Speaker :- Dr. Brahadeesh Sankarnarayanan

Title of the Talk :- Sunflowers and symmetric designs

Date, Time and venue :- 28 April 2025, 5:00 PM - 6:00 PM, Seminar Hall, Dept. of Mathematics

About the speaker :- Dr. Brahadeesh Sankarnarayanan received his BS-MS (Dual) Degree in Mathematics from IISER Bhopal, and his Ph.D. in Combinatorics from IIT Bombay. He has been an Institute Postdoctoral Fellow at IIT Bombay until February 2025. His research interests lie broadly in extremal graph theory and combinatorics. In graph theory, he has worked on colorings and list colorings of graphs, from extremal and algorithmic perspectives. In extremal combinatorics, he has worked on a fractional variant of intersecting families of set systems, using probabilistic and linear algebraic tools. His current research interests include the study of intersecting families of graphs via entropy-theoretic methods, and the study of path representations of graphs.

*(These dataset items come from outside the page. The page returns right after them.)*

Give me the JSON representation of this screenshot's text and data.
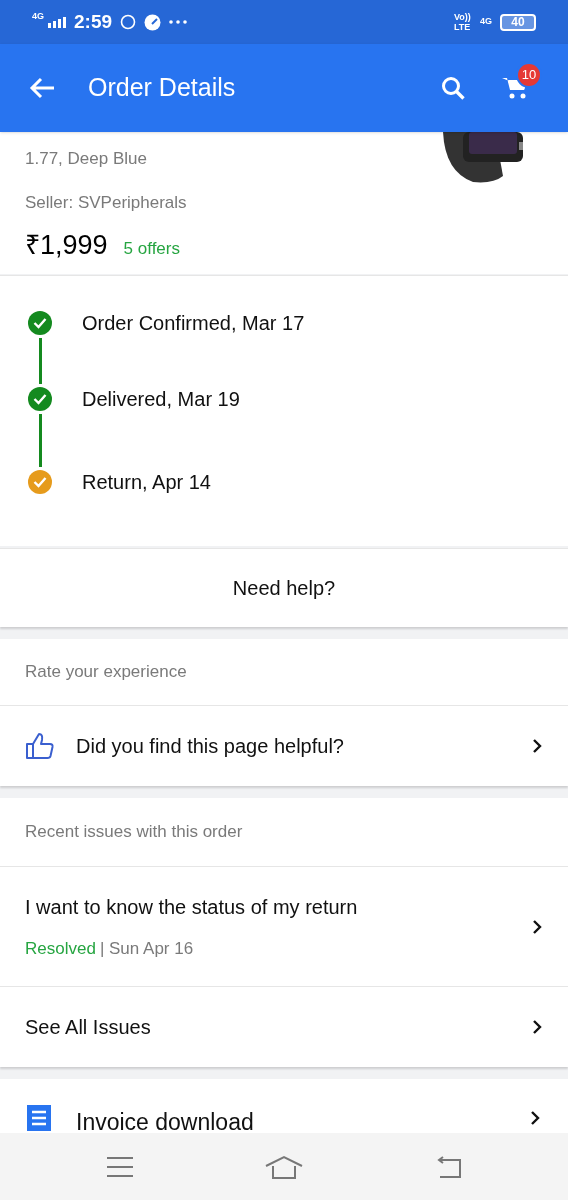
{
  "status_bar": {
    "network": "4G",
    "time": "2:59",
    "volte": "Vo)) LTE",
    "data": "4G",
    "battery": "40"
  },
  "app_bar": {
    "title": "Order Details",
    "cart_count": "10"
  },
  "product": {
    "variant": "1.77, Deep Blue",
    "seller": "Seller: SVPeripherals",
    "price": "₹1,999",
    "offers": "5 offers"
  },
  "timeline": [
    {
      "label": "Order Confirmed, Mar 17",
      "color": "#148a1f"
    },
    {
      "label": "Delivered, Mar 19",
      "color": "#148a1f"
    },
    {
      "label": "Return, Apr 14",
      "color": "#e69b1c"
    }
  ],
  "help": {
    "label": "Need help?"
  },
  "rate": {
    "heading": "Rate your experience",
    "question": "Did you find this page helpful?"
  },
  "issues": {
    "heading": "Recent issues with this order",
    "items": [
      {
        "title": "I want to know the status of my return",
        "status": "Resolved",
        "date": "| Sun Apr 16"
      }
    ],
    "see_all": "See All Issues"
  },
  "invoice": {
    "label": "Invoice download"
  }
}
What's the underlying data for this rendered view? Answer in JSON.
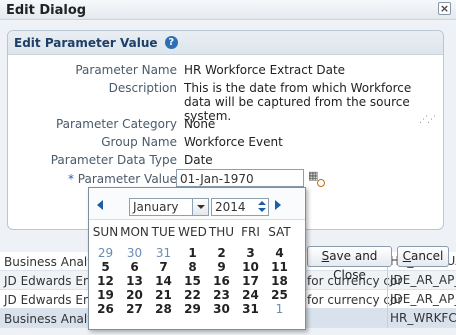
{
  "dialog": {
    "title": "Edit Dialog",
    "close_icon": "close-icon"
  },
  "panel": {
    "title": "Edit Parameter Value",
    "help_glyph": "?",
    "fields": {
      "parameter_name_label": "Parameter Name",
      "parameter_name_value": "HR Workforce Extract Date",
      "description_label": "Description",
      "description_value": "This is the date from which Workforce data will be captured from the source system.",
      "parameter_category_label": "Parameter Category",
      "parameter_category_value": "None",
      "group_name_label": "Group Name",
      "group_name_value": "Workforce Event",
      "parameter_data_type_label": "Parameter Data Type",
      "parameter_data_type_value": "Date",
      "required_marker": "*",
      "parameter_value_label": "Parameter Value",
      "parameter_value_value": "01-Jan-1970"
    }
  },
  "buttons": {
    "save_close_pre": "",
    "save_close_mnemonic": "S",
    "save_close_post": "ave and Close",
    "cancel_pre": "",
    "cancel_mnemonic": "C",
    "cancel_post": "ancel"
  },
  "background_table": {
    "rows": [
      {
        "c1": "Business Analytics",
        "c2": "",
        "c3": "HR_ACCRUAL"
      },
      {
        "c1": "JD Edwards Enter",
        "c2": "for currency cor",
        "c3": "JDE_AR_AP_E"
      },
      {
        "c1": "JD Edwards Enter",
        "c2": "for currency cor",
        "c3": "JDE_AR_AP_E"
      },
      {
        "c1": "Business Analytic",
        "c2": "",
        "c3": "HR_WRKFC_E"
      }
    ]
  },
  "calendar": {
    "month": "January",
    "year": "2014",
    "day_headers": [
      "SUN",
      "MON",
      "TUE",
      "WED",
      "THU",
      "FRI",
      "SAT"
    ],
    "weeks": [
      [
        {
          "d": "29",
          "o": true
        },
        {
          "d": "30",
          "o": true
        },
        {
          "d": "31",
          "o": true
        },
        {
          "d": "1",
          "o": false
        },
        {
          "d": "2",
          "o": false
        },
        {
          "d": "3",
          "o": false
        },
        {
          "d": "4",
          "o": false
        }
      ],
      [
        {
          "d": "5",
          "o": false
        },
        {
          "d": "6",
          "o": false
        },
        {
          "d": "7",
          "o": false
        },
        {
          "d": "8",
          "o": false
        },
        {
          "d": "9",
          "o": false
        },
        {
          "d": "10",
          "o": false
        },
        {
          "d": "11",
          "o": false
        }
      ],
      [
        {
          "d": "12",
          "o": false
        },
        {
          "d": "13",
          "o": false
        },
        {
          "d": "14",
          "o": false
        },
        {
          "d": "15",
          "o": false
        },
        {
          "d": "16",
          "o": false
        },
        {
          "d": "17",
          "o": false
        },
        {
          "d": "18",
          "o": false
        }
      ],
      [
        {
          "d": "19",
          "o": false
        },
        {
          "d": "20",
          "o": false
        },
        {
          "d": "21",
          "o": false
        },
        {
          "d": "22",
          "o": false
        },
        {
          "d": "23",
          "o": false
        },
        {
          "d": "24",
          "o": false
        },
        {
          "d": "25",
          "o": false
        }
      ],
      [
        {
          "d": "26",
          "o": false
        },
        {
          "d": "27",
          "o": false
        },
        {
          "d": "28",
          "o": false
        },
        {
          "d": "29",
          "o": false
        },
        {
          "d": "30",
          "o": false
        },
        {
          "d": "31",
          "o": false
        },
        {
          "d": "1",
          "o": true
        }
      ]
    ]
  },
  "colors": {
    "accent": "#2d6fb4",
    "header_text": "#1f3f66",
    "other_month": "#6a8db3"
  }
}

Abstract :- For a fraction θ = a/b ∈ (0,1), a family F of subsets of [n] := {1,...,n} is called a (fractional) θ-intersecting family if, for every pair of distinct sets A,B ∈ F, we have |A∩B| ∈ {θ|A|,θ|B|}. The natural extremal question is: How large can a θ-intersecting family over [n] be? This notion was introduced in Balachandran–Mathew–Mishra (Electron. J. Combin. 26 (2019), #P2.40), wherein they showed that |F| ≤ O(n log(n)^2), and they gave constructions of θ-intersecting families of size at least Ω(n). The conjecture (which is still open) is that |F| ≤ O(n) for any θ-intersecting family F over [n].

In this talk, I will discuss some recent progress on this conjecture, and some related questions concerning ranks of certain matrix ensembles, sunflowers, and symmetric designs.